A royalty-free license for single images or VCDs allows for continued use of the content without a time limit."
On a more personal level, a reader wrote: "Going back from your article to the one of Stock
Asylum, I had been astonished to read the sentences of Jonathan Klein,
"a Getty subscription service would not be like some
others that provide what he called 'crap'. He said some services offer
large numbers of images but reach those numbers by supplying a lot of
similar images from the same shoots [Link]." In my opinion he has the point. Just compare the Creative Express results of a common query like "business man" to those of Photoobjects, Photos.com or Index Open. If my team can access images of DV and PD via a subscription model, what else in the world do we need?"
Generally, it will be interesting to see if and how the other companies in this business field like JupiterImages and Index Stock will respond. Citing the excellent Stock Asylum, "Jupitermedia Chairman and CEO Alan M. Meckler recently told analysts that his company would do everything necessary to defend its dominance over the subscription end of the market."

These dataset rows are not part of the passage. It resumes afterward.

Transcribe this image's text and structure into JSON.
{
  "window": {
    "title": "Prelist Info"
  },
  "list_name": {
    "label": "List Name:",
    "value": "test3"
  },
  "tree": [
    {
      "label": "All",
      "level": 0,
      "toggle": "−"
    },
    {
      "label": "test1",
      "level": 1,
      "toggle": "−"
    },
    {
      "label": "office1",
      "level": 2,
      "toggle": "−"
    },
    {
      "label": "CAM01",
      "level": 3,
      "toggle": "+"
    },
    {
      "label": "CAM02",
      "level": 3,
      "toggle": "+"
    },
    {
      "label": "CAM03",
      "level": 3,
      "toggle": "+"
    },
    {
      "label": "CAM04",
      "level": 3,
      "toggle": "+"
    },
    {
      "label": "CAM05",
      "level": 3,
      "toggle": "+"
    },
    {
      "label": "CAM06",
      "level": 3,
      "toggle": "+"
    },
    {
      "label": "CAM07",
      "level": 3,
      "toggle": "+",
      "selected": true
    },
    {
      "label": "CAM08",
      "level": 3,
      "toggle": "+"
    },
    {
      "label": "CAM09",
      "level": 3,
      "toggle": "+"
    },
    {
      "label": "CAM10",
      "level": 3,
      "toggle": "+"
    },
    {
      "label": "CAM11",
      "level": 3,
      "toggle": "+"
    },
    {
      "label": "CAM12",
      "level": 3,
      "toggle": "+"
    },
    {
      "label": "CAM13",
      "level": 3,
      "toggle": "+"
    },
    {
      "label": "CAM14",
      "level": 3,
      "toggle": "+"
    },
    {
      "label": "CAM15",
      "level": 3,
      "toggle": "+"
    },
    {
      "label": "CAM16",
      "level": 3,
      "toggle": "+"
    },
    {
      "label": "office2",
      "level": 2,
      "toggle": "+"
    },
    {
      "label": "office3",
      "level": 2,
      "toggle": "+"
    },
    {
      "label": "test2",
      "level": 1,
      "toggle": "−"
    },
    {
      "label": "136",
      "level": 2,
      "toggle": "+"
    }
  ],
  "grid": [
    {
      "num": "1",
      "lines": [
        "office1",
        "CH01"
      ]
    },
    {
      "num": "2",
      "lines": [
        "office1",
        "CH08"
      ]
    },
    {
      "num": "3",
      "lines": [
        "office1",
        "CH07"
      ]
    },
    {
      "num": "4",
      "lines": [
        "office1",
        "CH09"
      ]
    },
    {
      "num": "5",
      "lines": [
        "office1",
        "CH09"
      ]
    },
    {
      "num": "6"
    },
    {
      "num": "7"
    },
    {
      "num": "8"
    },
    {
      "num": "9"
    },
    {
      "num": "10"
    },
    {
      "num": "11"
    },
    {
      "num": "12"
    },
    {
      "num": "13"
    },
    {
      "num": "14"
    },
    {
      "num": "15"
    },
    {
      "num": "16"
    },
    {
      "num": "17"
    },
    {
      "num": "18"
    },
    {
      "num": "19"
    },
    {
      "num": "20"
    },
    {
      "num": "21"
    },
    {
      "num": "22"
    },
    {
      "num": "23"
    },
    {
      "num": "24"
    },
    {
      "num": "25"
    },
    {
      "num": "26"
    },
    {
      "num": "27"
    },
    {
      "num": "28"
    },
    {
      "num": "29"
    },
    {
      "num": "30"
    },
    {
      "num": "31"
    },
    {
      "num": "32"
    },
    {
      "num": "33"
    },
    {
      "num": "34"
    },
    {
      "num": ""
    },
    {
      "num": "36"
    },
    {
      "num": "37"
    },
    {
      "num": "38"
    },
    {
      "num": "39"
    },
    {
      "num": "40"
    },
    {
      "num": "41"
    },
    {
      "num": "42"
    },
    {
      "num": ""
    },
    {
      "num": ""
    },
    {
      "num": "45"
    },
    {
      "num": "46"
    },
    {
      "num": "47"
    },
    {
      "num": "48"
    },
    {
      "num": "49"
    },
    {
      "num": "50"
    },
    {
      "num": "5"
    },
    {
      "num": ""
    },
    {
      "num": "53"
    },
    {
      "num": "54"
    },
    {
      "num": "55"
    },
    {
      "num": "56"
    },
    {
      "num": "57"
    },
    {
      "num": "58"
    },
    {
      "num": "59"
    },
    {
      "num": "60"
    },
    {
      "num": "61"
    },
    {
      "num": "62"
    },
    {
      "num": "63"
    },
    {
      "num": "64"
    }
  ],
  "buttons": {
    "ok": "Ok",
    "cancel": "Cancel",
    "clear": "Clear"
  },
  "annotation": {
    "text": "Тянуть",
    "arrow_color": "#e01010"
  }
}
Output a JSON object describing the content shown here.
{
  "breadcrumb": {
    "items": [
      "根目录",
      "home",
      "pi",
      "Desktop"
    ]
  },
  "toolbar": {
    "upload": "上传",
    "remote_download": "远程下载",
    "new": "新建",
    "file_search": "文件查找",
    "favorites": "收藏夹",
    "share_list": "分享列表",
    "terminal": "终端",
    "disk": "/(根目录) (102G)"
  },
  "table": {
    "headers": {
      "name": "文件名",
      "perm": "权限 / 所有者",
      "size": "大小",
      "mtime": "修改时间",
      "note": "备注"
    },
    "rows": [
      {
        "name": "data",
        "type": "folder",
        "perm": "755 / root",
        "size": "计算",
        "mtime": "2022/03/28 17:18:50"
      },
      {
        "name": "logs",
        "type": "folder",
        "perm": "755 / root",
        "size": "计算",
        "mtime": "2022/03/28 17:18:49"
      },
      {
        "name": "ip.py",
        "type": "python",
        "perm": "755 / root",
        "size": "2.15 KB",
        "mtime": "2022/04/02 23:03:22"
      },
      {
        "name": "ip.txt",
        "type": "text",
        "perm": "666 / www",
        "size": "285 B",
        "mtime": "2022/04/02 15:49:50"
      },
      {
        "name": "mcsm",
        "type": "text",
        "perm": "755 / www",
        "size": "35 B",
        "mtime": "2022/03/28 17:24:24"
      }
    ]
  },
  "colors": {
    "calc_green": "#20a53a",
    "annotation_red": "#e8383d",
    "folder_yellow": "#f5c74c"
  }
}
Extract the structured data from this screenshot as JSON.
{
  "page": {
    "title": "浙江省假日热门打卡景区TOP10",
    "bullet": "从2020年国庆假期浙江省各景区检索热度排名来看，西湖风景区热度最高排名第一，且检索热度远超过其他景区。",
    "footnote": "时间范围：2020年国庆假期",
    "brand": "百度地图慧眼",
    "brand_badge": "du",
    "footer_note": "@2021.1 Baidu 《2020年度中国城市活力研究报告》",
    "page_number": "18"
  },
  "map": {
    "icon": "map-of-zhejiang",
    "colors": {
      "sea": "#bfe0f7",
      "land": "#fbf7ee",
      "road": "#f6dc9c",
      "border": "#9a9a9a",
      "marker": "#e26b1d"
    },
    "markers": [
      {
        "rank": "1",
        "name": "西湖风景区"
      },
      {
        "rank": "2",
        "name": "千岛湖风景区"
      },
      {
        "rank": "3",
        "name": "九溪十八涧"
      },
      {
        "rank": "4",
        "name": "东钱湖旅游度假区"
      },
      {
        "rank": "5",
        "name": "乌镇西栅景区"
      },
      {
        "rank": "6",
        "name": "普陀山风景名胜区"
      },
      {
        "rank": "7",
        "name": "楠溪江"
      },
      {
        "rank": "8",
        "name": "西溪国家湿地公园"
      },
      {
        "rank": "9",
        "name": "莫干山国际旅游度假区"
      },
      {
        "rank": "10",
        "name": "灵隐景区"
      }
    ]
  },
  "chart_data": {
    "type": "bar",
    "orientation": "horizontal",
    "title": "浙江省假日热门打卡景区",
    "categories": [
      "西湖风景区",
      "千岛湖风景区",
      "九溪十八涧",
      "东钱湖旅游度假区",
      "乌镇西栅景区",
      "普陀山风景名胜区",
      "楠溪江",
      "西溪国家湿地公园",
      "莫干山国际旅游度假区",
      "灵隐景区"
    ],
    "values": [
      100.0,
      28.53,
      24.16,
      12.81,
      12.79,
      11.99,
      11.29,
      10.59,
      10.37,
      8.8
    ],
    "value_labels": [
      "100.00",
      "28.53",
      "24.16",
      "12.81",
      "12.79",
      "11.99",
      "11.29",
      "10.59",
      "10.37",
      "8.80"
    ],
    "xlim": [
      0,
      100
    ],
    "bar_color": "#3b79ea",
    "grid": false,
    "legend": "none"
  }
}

[Thx to Anon/Nope, esp. to DR and to Jonathan who just called. John said that after the meeting last night at the Barbetta Restaurant Getty Images seriously considers to enter the press release subscription model business; see the last post for the background and the links for more details -- and please don´t take this press release business crap too serious -- like Bill Brooks]
[Update Monday, August 15:
Later Brent Phelps of Abouttheimage.com, a Typepad blog, has delivered the conditions of subscribing to Getty´s new service that I missed to mention:
-
(1 -3 mb): 1 month $399; 12-months $1599 (single user)
-
(10-16mb): 1 month $499; 12-months $1999 (single user)
Note however -- AFAIK -- that Brent Phelps is a product manger at Index Stock Imagery. This, to my surprise, is not disclosed anywhwere at AbouttheImage.com.
Some other people, working for Index Stock Imagery and writing for
separate personal blogs, are disclosing this as a matter of fact:
- Mike Kaltschnee, VP of BD for Index Stock Imagery, Inc., contributing to his famous Hacking Netflix
- Ryan Saghir, CD at Index Stock Imagery, contributing to his www.ryansaghir.com
Together with Pat Hunt, VP of Corporate Relations at Index Stock Imagery, these three people are contributors to the recently launched MacTribe.]
[Update Tuesday, August 16: Brent wrote an email; he has updated the personal info]
[Update Tuesday, August 16: The official press release is available here. Compared to other press releases of Getty Images and given the importance of the treated subject however, it´s somehow short and not a masterpiece of public relations. Some additional information: subscribers have to pay an upfront fee; all imagery included in Creative Express is shipping with model and property
releases and full indemnification; possible high-resolution
image upgrades, which are available at a 10% discount from the single
royalty-free image price.]
[Update Wednesday, August 17: "Getty spokesperson Molly Lohman said the company sees the new service
as an entry-level offering and does not believe it will cut into sales
of royalty-free and rights-managed imagery", according to the Stock Asylum.]
[Update Thursday, August 18: "Robert Gubas, Getty's vice president for product marketing, says Getty plans to expand Creative Express to include 80,000 images by the end of the year", PDN writes.]